The Book Club

Bra as Liberator

Dear Nell,

The bra names are a delight, as pseudo-scientifically hopeful as a shampoo label and as inauthentically French as Pepe LePew. My favorites were Besty Ross, Breathinbra, Delineator, Even-Pul, Francine of France, La Resista, Magicool, Mon-e-bra (complete with built-in wallet), Nature’s Rival, Not All That Bra, Perma-lift, and Quest-Shon Mark.

When I first encountered Uplift, I figured it would probably be too thoughtful—that it would peer deeply and portentously into the underwirings of the American bra and emerge with the kind of super-detailed product reading, full of psychological and sociological flourishes, that was trendy a few years ago. But Uplift’s almost purely a collection of facts; there’s no real thesis to the book, unless you count the obvious idea that bras have changed in response to the dictates of fashion and necessity. This is a book for historians in the field, industry insiders, or lingerie fetishists—people who care what year it was that the A-B-C-D cup system was introduced (cattily referred to by one designer as “nubbins, snubbins, droopers, and super-droopers”), or who want a close look at the history of padded bras (or inflatable ones, as the case may be—one model came with a straw through which you blew air into the cups).

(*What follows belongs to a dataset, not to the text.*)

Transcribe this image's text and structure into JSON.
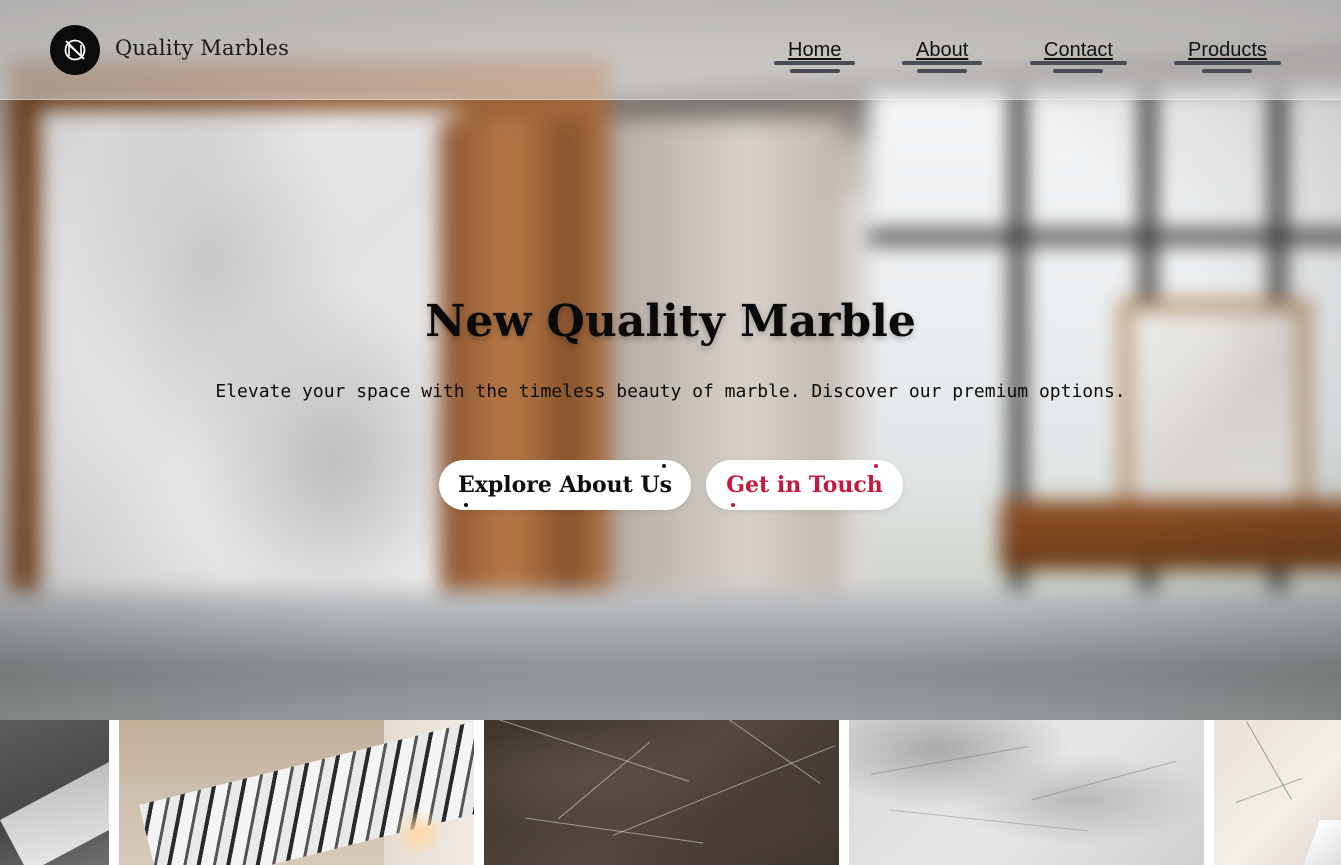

It’s not that the book’s missing historical context: Many of the major trends and events that have affected American womanhood are dutifully listed, and readers get to see a good chunk of the march of U.S. history through a satin-and-eyelet scrim. But it’s a bit surreal to read about periods like the Great Depression and the World Wars almost solely in terms of their impact on women’s chests. You end up with the history of America in 10 1/2 jiggles. And because the authors are so busy tracking the fortunes of various styles and  merchandisers, they never really ask any difficult questions about their subject.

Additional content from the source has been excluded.